A new page for model and actress Linda Ripa started writing for her infant after a serious car wreck. Her book has been a form of therapy.

Posted: August 01, 2002

For long, frightening moments after a speeding car ran a red light and smashed into her vehicle, Linda Ripa thought her life was over.

She was eight months pregnant, and her belly went rock-hard, then rag-doll-soft. Her car was virtually unrecognizable; her back, sternum, ankle and pelvis were shattered.

"I was a bowl of Jell-O," said Ripa, 29, a model and actress from the South Jersey family that also produced sister Kelly, of talk-show and soap-opera fame. "I had been the physically active one, the go-getter, the one with all the energy. And then I wasn't."

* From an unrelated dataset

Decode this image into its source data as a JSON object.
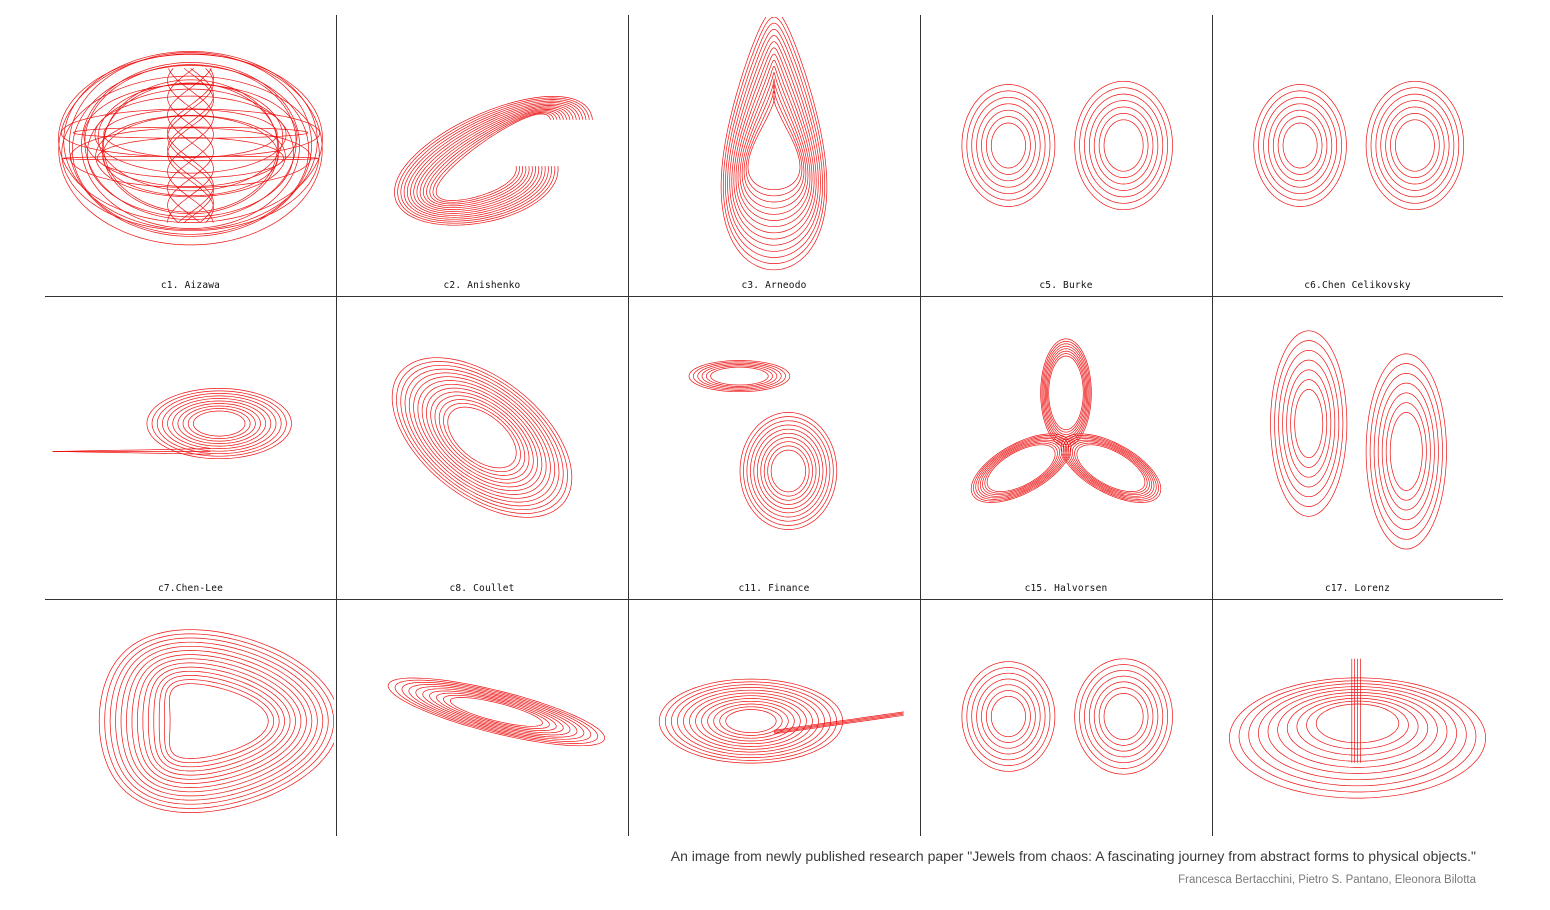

But today, her mountain of remaining health problems seems less important as she keeps up with Sergio-Giuseppe, a precocious, healthy 2-year-old, and juggles television appearances and interview requests.

The reason is The Ladybug Blues - a children's book that Ripa wrote and illustrated while flat on her back in her hospital bed, sketchbook high in the air as she attempted to keep her baby occupied.

Ripa's recently self-published book and her activism with Mothers Against Drunk Driving - the teenager who slammed into her at 80 m.p.h. had been drinking - help keep her mind from the constant pain.

And to her family, who also got involved in MADD after the accident, the fact that she and Sergio are alive at all is a miracle.

Immediately after the accident, which happened on a sunny August 1999 weekday at Red Lion Road and Bustleton Avenue in Northeast Philadelphia, Ripa's greatest fear was that her baby would not live.

When her pelvic bone broke, it jutted into Sergio's head and put him into a coma for three weeks. Ripa, who is divorced, delivered the baby immediately after he emerged from the coma, and he was born with virtually no health problems that September.

Her concern then shifted to the rest of her life. Her parents, Esther and Joseph, set up a hospital bed in a sunny back room of their Berlin Borough home. Ripa spent two years there, the first few months confined to bed.

In the beginning, she kept Sergio in bed with her, a bundle tucked under her arm while the lower half of her body was a mass of casts and the protruding external fixators to stabilize the bones. But, pointing at an almost 3-year-old who now zooms around at lightning speed, Ripa noted that the placid baby stage didn't last long.

"One day when he was about 6 months old, I looked at him, and he looked bored," she said. "I asked my mom for sketch paper and colored pencils, started writing and drawing stories for him, and he sat there the whole time, watching everything I did."

The Ladybug Blues was her first writing effort, a tale of a ladybug's struggle to fit in and journey to find its family. Without formal art or writing training, Ripa fancied herself an interested mother, a scribbler.

But as she grew stronger, using a walker or crutches for short periods, her family encouraged her to think about turning her story into a book.

Months later, Ripa found herself with a self-published book. Pittsburgh-based publisher Dorrance liked it enough to pitch it, and the whirl began.

These days, her cell phone rarely goes five minutes without ringing - calls from reporters and well-wishers; frantic messages from her publicist about tomorrow's appearance; questions from her fiance, Berlin Police Officer Michael Kernan, about the wedding the couple is planning.

She has been off to Manhattan for a book signing with Kelly and a brief cameo on The Late Show With David Letterman. Shooting a show for Barbara Bush's literacy program. Appearing at signings, some of which benefit MADD. Negotiating the deal for the next book, under consideration by Penguin-Putnam.

Despite her full life as a model before the accident, the limelight still feels a little strange, Ripa said. "This has been really busy, really different, but fun."

Still, there are setbacks.

"On a good day," she said, "I feel like I'm 95."

Her bones are weak from the trauma, and refractures will always be a danger. Despite her stylish appearance, her whole body remains crooked, and one foot is curled under, meaning she can walk only while wearing high heels with thick soles to give her balance.

She has a hernia and permanent nerve damage and can reel off medical jargon like a doctor. She still faces several surgeries.

Meanwhile, the man who hit her was released five months into a six-month jail sentence and has not yet paid his $1,750 fine after a criminal conviction for aggravated assault by vehicle while driving under the influence.

"He's changed my life and the lives of my entire family, and he's physically fine," Ripa said. "The pain I've learned to live with is just indescribable, torture-chamber pain."

So the members of the Ripa family - Kelly is chairwoman of a MADD awareness campaign - vow to keep a cause they never thought would touch them in the spotlight.

"We will not stop fighting," Ripa said. "Things have to change."